TAP Into A Better Tasmania say Gunns Ltd’s recent announcement that pulp mill feedstock will now be sourced soley from plantations continues to ignore the community’s principal concern in relation to the proposed pulp mill: its Tamar Valley location.

“The fact Gunns now intend using only plantation timber doesn’t alter the fact the Tamar Valley is completely the wrong place to build their proposed pulp mill. The community has repeatedly said so for five years, and people won’t suddenly change their minds now,” said Anne Layton-Bennett, a spokesperson for TAP Into a Better Tasmania.

TAP say plantations themselves are not universally endorsed by the Tasmanian community.
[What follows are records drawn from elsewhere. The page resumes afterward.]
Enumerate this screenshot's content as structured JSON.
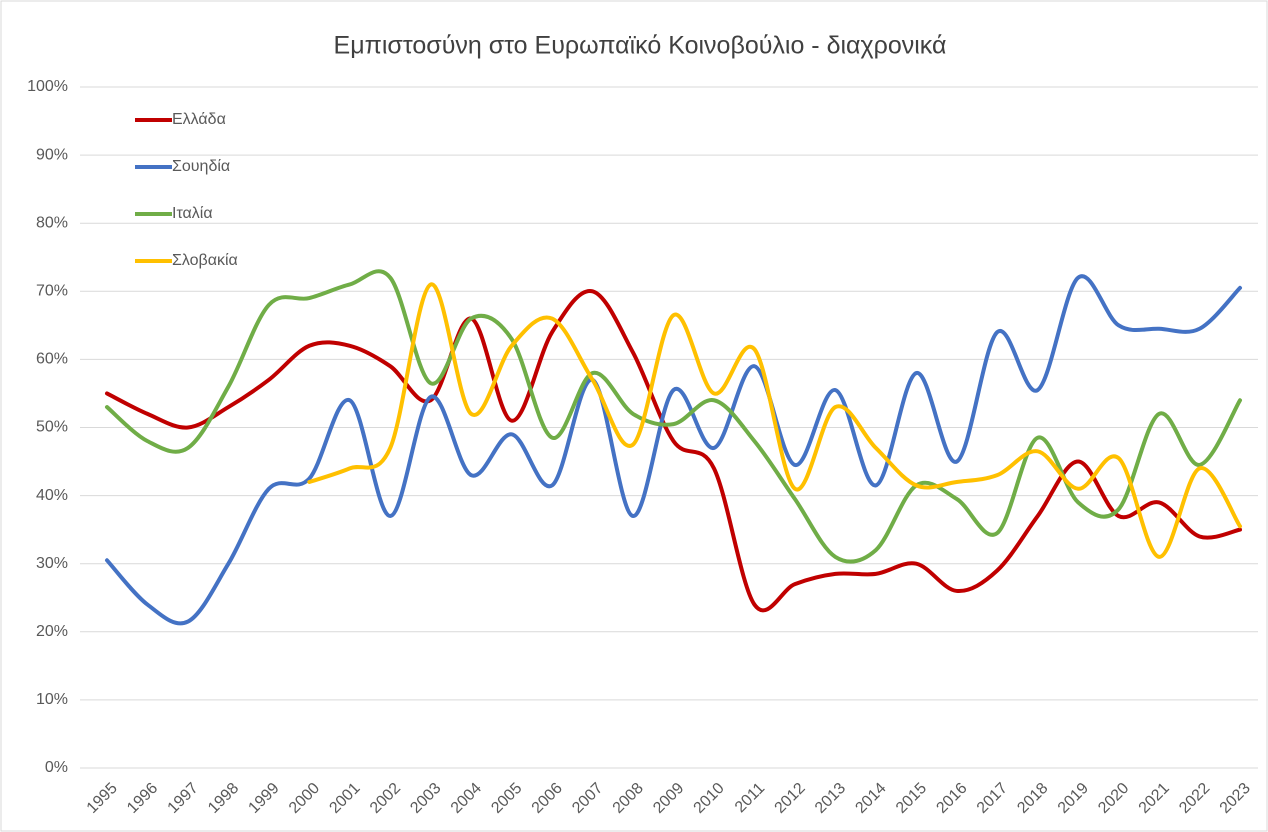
{
  "chart_data": {
    "type": "line",
    "title": "Εμπιστοσύνη στο Ευρωπαϊκό Κοινοβούλιο - διαχρονικά",
    "categories": [
      "1995",
      "1996",
      "1997",
      "1998",
      "1999",
      "2000",
      "2001",
      "2002",
      "2003",
      "2004",
      "2005",
      "2006",
      "2007",
      "2008",
      "2009",
      "2010",
      "2011",
      "2012",
      "2013",
      "2014",
      "2015",
      "2016",
      "2017",
      "2018",
      "2019",
      "2020",
      "2021",
      "2022",
      "2023"
    ],
    "series": [
      {
        "name": "Ελλάδα",
        "color": "#c00000",
        "values": [
          55,
          52,
          50,
          53,
          57,
          62,
          62,
          59,
          54,
          66,
          51,
          64,
          70,
          61,
          48,
          44,
          24,
          27,
          28.5,
          28.5,
          30,
          26,
          29,
          37,
          45,
          37,
          39,
          34,
          35
        ]
      },
      {
        "name": "Σουηδία",
        "color": "#4472c4",
        "values": [
          30.5,
          24,
          21.5,
          30,
          41,
          42.5,
          54,
          37,
          54.5,
          43,
          49,
          41.5,
          57,
          37,
          55.5,
          47,
          59,
          44.5,
          55.5,
          41.5,
          58,
          45,
          64,
          55.5,
          72,
          65,
          64.5,
          64.5,
          70.5
        ]
      },
      {
        "name": "Ιταλία",
        "color": "#70ad47",
        "values": [
          53,
          48,
          47,
          56,
          68,
          69,
          71,
          72,
          56.5,
          66,
          63,
          48.5,
          58,
          52,
          50.5,
          54,
          48,
          39.5,
          31,
          32,
          41.5,
          39.5,
          34.5,
          48.5,
          39,
          38,
          52,
          44.5,
          54
        ]
      },
      {
        "name": "Σλοβακία",
        "color": "#ffc000",
        "values": [
          null,
          null,
          null,
          null,
          null,
          42,
          44,
          47,
          71,
          52,
          62,
          66,
          57,
          47.5,
          66.5,
          55,
          61.5,
          41,
          53,
          47,
          41.5,
          42,
          43,
          46.5,
          41,
          45.5,
          31,
          44,
          35.5
        ]
      }
    ],
    "ylim": [
      0,
      100
    ],
    "yticks": [
      {
        "value": 0,
        "label": "0%"
      },
      {
        "value": 10,
        "label": "10%"
      },
      {
        "value": 20,
        "label": "20%"
      },
      {
        "value": 30,
        "label": "30%"
      },
      {
        "value": 40,
        "label": "40%"
      },
      {
        "value": 50,
        "label": "50%"
      },
      {
        "value": 60,
        "label": "60%"
      },
      {
        "value": 70,
        "label": "70%"
      },
      {
        "value": 80,
        "label": "80%"
      },
      {
        "value": 90,
        "label": "90%"
      },
      {
        "value": 100,
        "label": "100%"
      }
    ],
    "grid": true,
    "legend": "top-left"
  }
}
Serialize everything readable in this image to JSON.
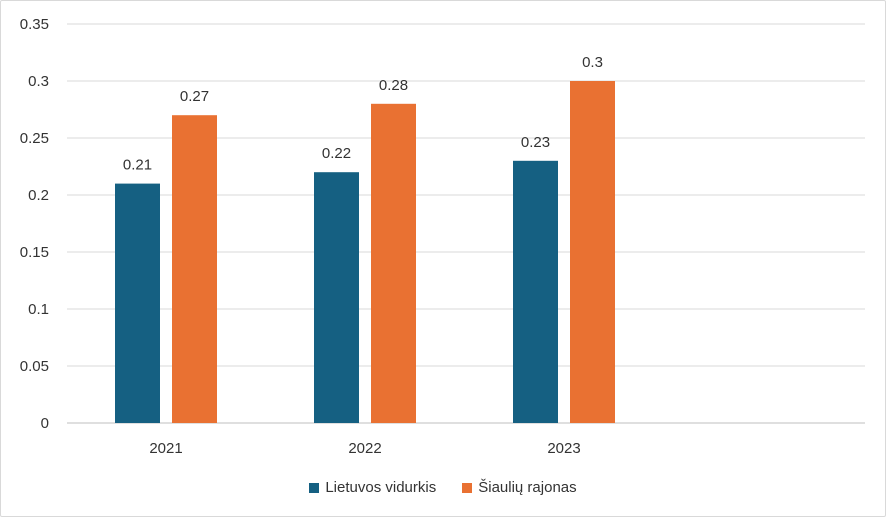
{
  "chart_data": {
    "type": "bar",
    "categories": [
      "2021",
      "2022",
      "2023"
    ],
    "series": [
      {
        "name": "Lietuvos vidurkis",
        "values": [
          0.21,
          0.22,
          0.23
        ],
        "labels": [
          "0.21",
          "0.22",
          "0.23"
        ],
        "color": "#156082"
      },
      {
        "name": "Šiaulių rajonas",
        "values": [
          0.27,
          0.28,
          0.3
        ],
        "labels": [
          "0.27",
          "0.28",
          "0.3"
        ],
        "color": "#E97132"
      }
    ],
    "y_ticks": [
      "0",
      "0.05",
      "0.1",
      "0.15",
      "0.2",
      "0.25",
      "0.3",
      "0.35"
    ],
    "ylim": [
      0,
      0.35
    ],
    "grid": true,
    "legend_position": "bottom",
    "title": "",
    "xlabel": "",
    "ylabel": ""
  }
}
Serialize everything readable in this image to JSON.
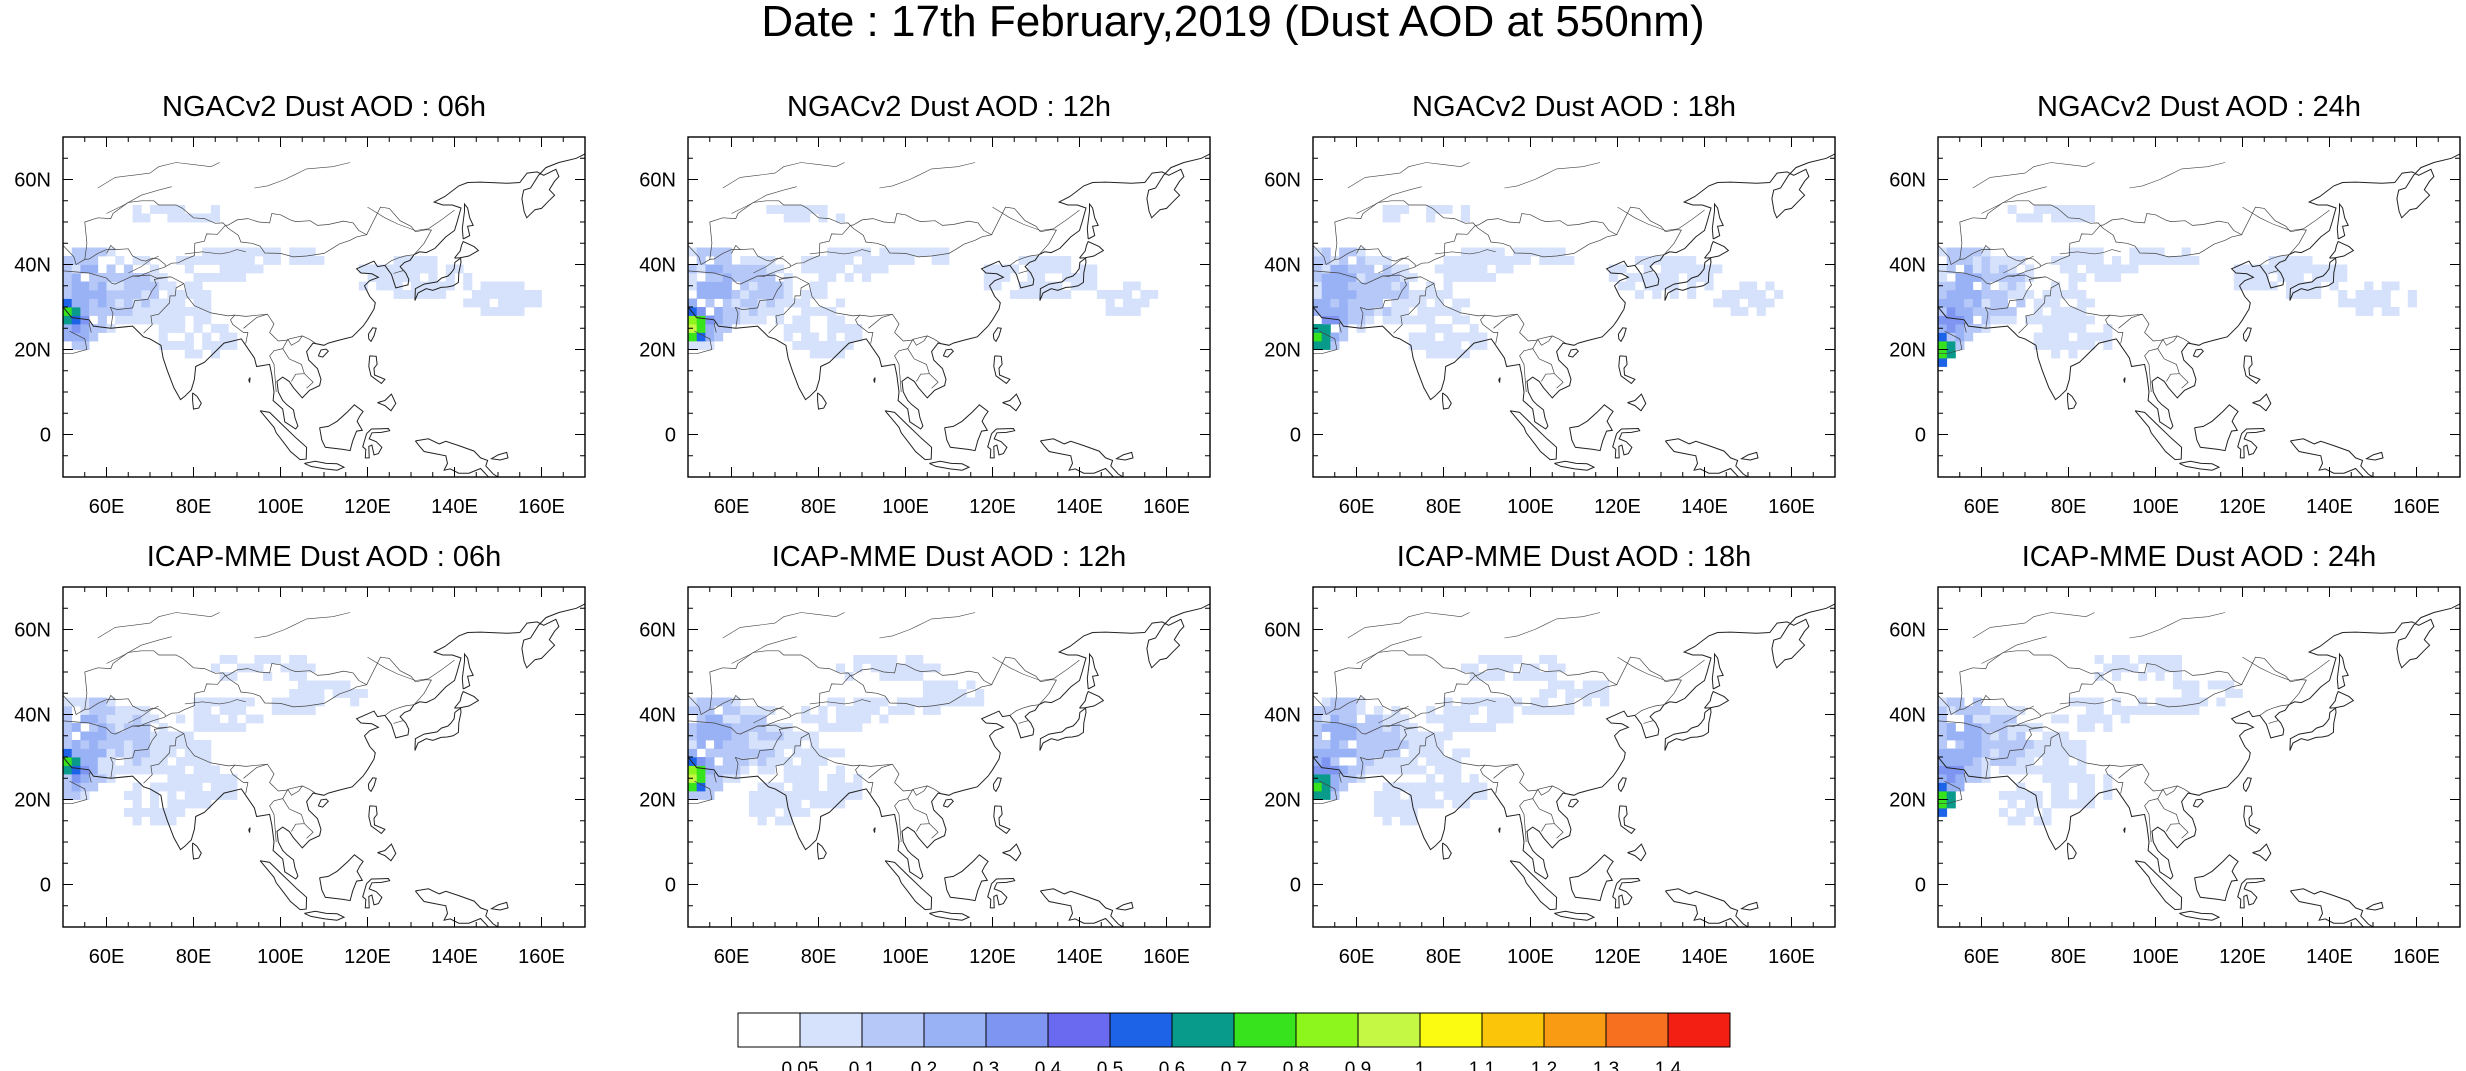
{
  "title": "Date : 17th February,2019 (Dust AOD at 550nm)",
  "axes": {
    "lat_ticks": [
      "60N",
      "40N",
      "20N",
      "0"
    ],
    "lat_values": [
      60,
      40,
      20,
      0
    ],
    "lon_ticks": [
      "60E",
      "80E",
      "100E",
      "120E",
      "140E",
      "160E"
    ],
    "lon_values": [
      60,
      80,
      100,
      120,
      140,
      160
    ],
    "lon_range": [
      50,
      170
    ],
    "lat_range": [
      -10,
      70
    ]
  },
  "panels": [
    {
      "title": "NGACv2 Dust AOD : 06h"
    },
    {
      "title": "NGACv2 Dust AOD : 12h"
    },
    {
      "title": "NGACv2 Dust AOD : 18h"
    },
    {
      "title": "NGACv2 Dust AOD : 24h"
    },
    {
      "title": "ICAP-MME Dust AOD : 06h"
    },
    {
      "title": "ICAP-MME Dust AOD : 12h"
    },
    {
      "title": "ICAP-MME Dust AOD : 18h"
    },
    {
      "title": "ICAP-MME Dust AOD : 24h"
    }
  ],
  "colorbar": {
    "labels": [
      "0.05",
      "0.1",
      "0.2",
      "0.3",
      "0.4",
      "0.5",
      "0.6",
      "0.7",
      "0.8",
      "0.9",
      "1",
      "1.1",
      "1.2",
      "1.3",
      "1.4"
    ],
    "colors": [
      "#ffffff",
      "#d6e2fb",
      "#b6c8f8",
      "#99b2f6",
      "#7f95f2",
      "#6a6af0",
      "#1d63e8",
      "#089a8a",
      "#36e31d",
      "#8df61d",
      "#c5f844",
      "#fbfb12",
      "#fbc60a",
      "#f99c14",
      "#f7701f",
      "#f21f12"
    ]
  }
}
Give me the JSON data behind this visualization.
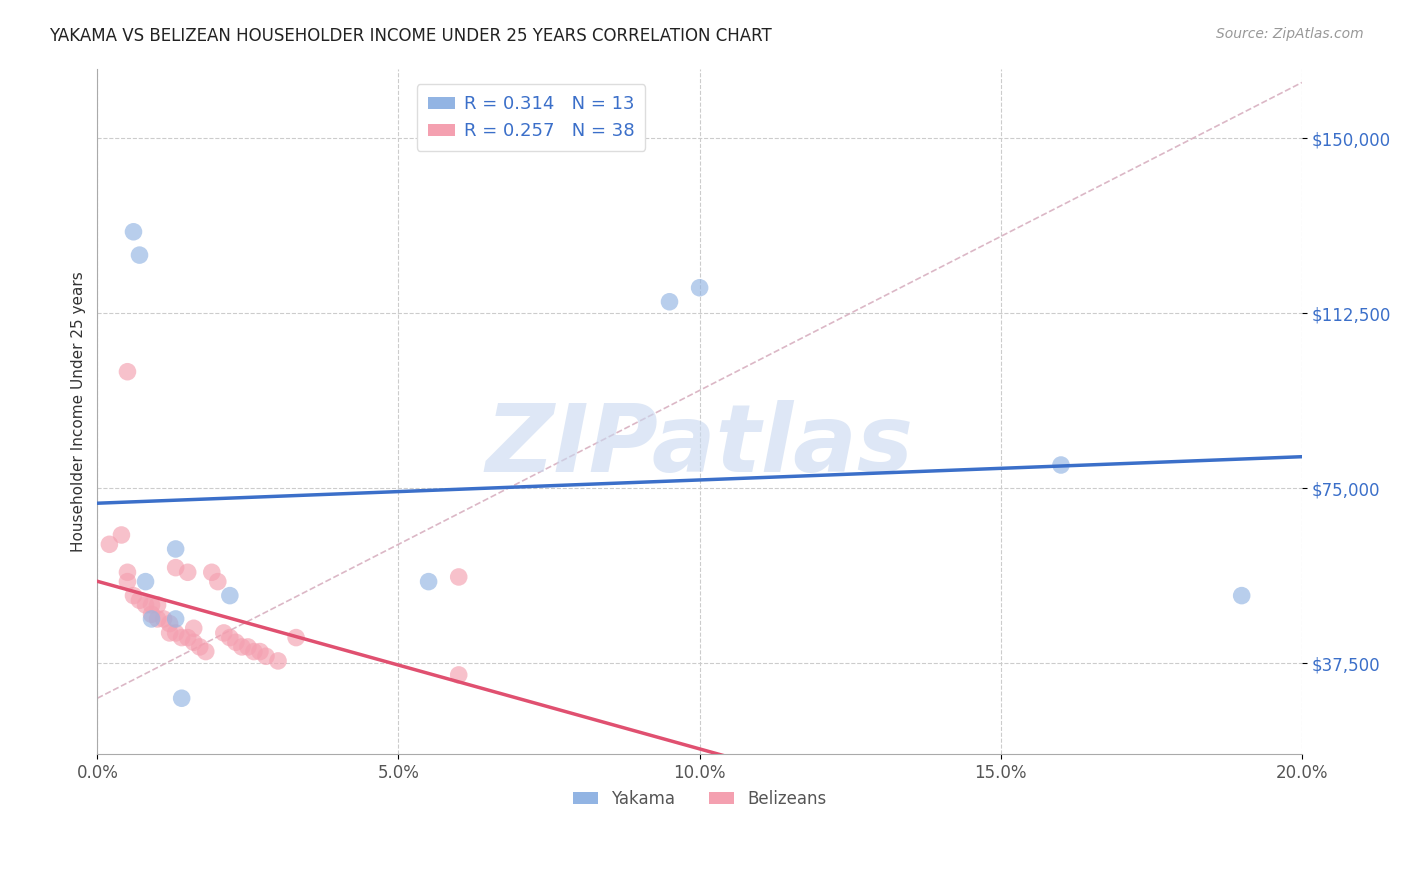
{
  "title": "YAKAMA VS BELIZEAN HOUSEHOLDER INCOME UNDER 25 YEARS CORRELATION CHART",
  "source_text": "Source: ZipAtlas.com",
  "ylabel": "Householder Income Under 25 years",
  "xlabel_ticks": [
    "0.0%",
    "5.0%",
    "10.0%",
    "15.0%",
    "20.0%"
  ],
  "xlabel_vals": [
    0.0,
    0.05,
    0.1,
    0.15,
    0.2
  ],
  "ytick_labels": [
    "$37,500",
    "$75,000",
    "$112,500",
    "$150,000"
  ],
  "ytick_vals": [
    37500,
    75000,
    112500,
    150000
  ],
  "xlim": [
    0.0,
    0.2
  ],
  "ylim": [
    18000,
    165000
  ],
  "yakama_R": 0.314,
  "yakama_N": 13,
  "belizean_R": 0.257,
  "belizean_N": 38,
  "yakama_color": "#92b4e3",
  "belizean_color": "#f4a0b0",
  "yakama_line_color": "#3b6fc9",
  "belizean_line_color": "#e05070",
  "diag_line_color": "#d8b0c0",
  "watermark": "ZIPatlas",
  "watermark_color": "#c8d8f0",
  "legend_label1": "Yakama",
  "legend_label2": "Belizeans",
  "yakama_x": [
    0.006,
    0.007,
    0.008,
    0.009,
    0.013,
    0.013,
    0.022,
    0.095,
    0.1,
    0.16,
    0.055,
    0.19,
    0.014
  ],
  "yakama_y": [
    130000,
    125000,
    55000,
    47000,
    62000,
    47000,
    52000,
    115000,
    118000,
    80000,
    55000,
    52000,
    30000
  ],
  "belizean_x": [
    0.002,
    0.004,
    0.005,
    0.005,
    0.006,
    0.007,
    0.008,
    0.009,
    0.009,
    0.01,
    0.01,
    0.011,
    0.012,
    0.012,
    0.013,
    0.013,
    0.014,
    0.015,
    0.015,
    0.016,
    0.016,
    0.017,
    0.018,
    0.019,
    0.02,
    0.021,
    0.022,
    0.023,
    0.024,
    0.025,
    0.026,
    0.027,
    0.028,
    0.03,
    0.033,
    0.06,
    0.06,
    0.005
  ],
  "belizean_y": [
    63000,
    65000,
    57000,
    55000,
    52000,
    51000,
    50000,
    50000,
    48000,
    47000,
    50000,
    47000,
    46000,
    44000,
    44000,
    58000,
    43000,
    57000,
    43000,
    45000,
    42000,
    41000,
    40000,
    57000,
    55000,
    44000,
    43000,
    42000,
    41000,
    41000,
    40000,
    40000,
    39000,
    38000,
    43000,
    56000,
    35000,
    100000
  ]
}
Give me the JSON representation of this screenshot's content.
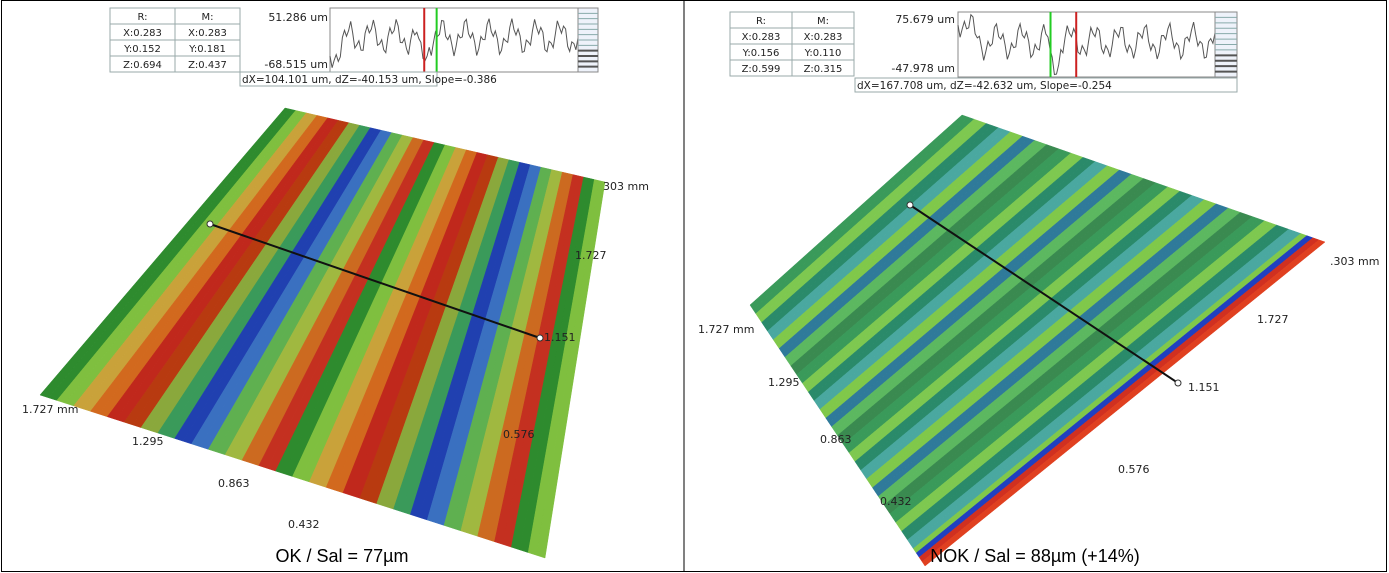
{
  "panels": [
    {
      "table": {
        "headers": [
          "R:",
          "M:"
        ],
        "rows": [
          [
            "X:0.283",
            "X:0.283"
          ],
          [
            "Y:0.152",
            "Y:0.181"
          ],
          [
            "Z:0.694",
            "Z:0.437"
          ]
        ]
      },
      "z_max": "51.286 um",
      "z_min": "-68.515 um",
      "summary": "dX=104.101 um, dZ=-40.153 um, Slope=-0.386",
      "axis_labels": [
        "303 mm",
        "1.727",
        "1.151",
        "0.576",
        "1.727 mm",
        "1.295",
        "0.863",
        "0.432"
      ],
      "caption": "OK / Sal = 77µm"
    },
    {
      "table": {
        "headers": [
          "R:",
          "M:"
        ],
        "rows": [
          [
            "X:0.283",
            "X:0.283"
          ],
          [
            "Y:0.156",
            "Y:0.110"
          ],
          [
            "Z:0.599",
            "Z:0.315"
          ]
        ]
      },
      "z_max": "75.679 um",
      "z_min": "-47.978 um",
      "summary": "dX=167.708 um, dZ=-42.632 um, Slope=-0.254",
      "axis_labels": [
        ".303 mm",
        "1.727",
        "1.151",
        "0.576",
        "1.727 mm",
        "1.295",
        "0.863",
        "0.432"
      ],
      "caption": "NOK / Sal = 88µm (+14%)"
    }
  ]
}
While controversial State Government approval enabled these monocultures to be established on prime agricultural land, plantations are now increasingly being criticised for the economic and social damage they cause to rural communities. As well as job losses, plantations are widely regarded as responsible for the degradation and destruction of water catchments due to an excessive need for irrigation, and pollution from the forest industry’s aggressive use of pesticides and aerial spraying.

“The health of both people and wildlife is already at constant, serious risk from the toxic chemicals used on plantations. Hazardous chlorate chemicals that would be used by the proposed pulp mill will further increase the threat to our health and wellbeing,” Ms Layton-Bennett said.

“Gunns will never receive the community’s support for its proposed mill while the company arrogantly continues to ignore people’s concerns about pulp mill effluent and emissions. Toxic effluent will poison the marine environment on a daily basis with its cancer-causing dioxins, and foul gas emissions will pollute the air we all breathe – as far away as 60kms from the pulp mill site,” she said.

“TAP does not believe a pulp mill will benefit the Tamar Valley economy in any way. Quite the reverse. It will inevitably have a detrimental effect on the region’s exceptional tourism attractions, as well as its internationally recognised reputation for fine wines and fine foods. This dirty, polluting mill will result in jobs and employment opportunities being lost, along with the region’s priceless clean, green reputation,” Ms Layton-Bennett concluded.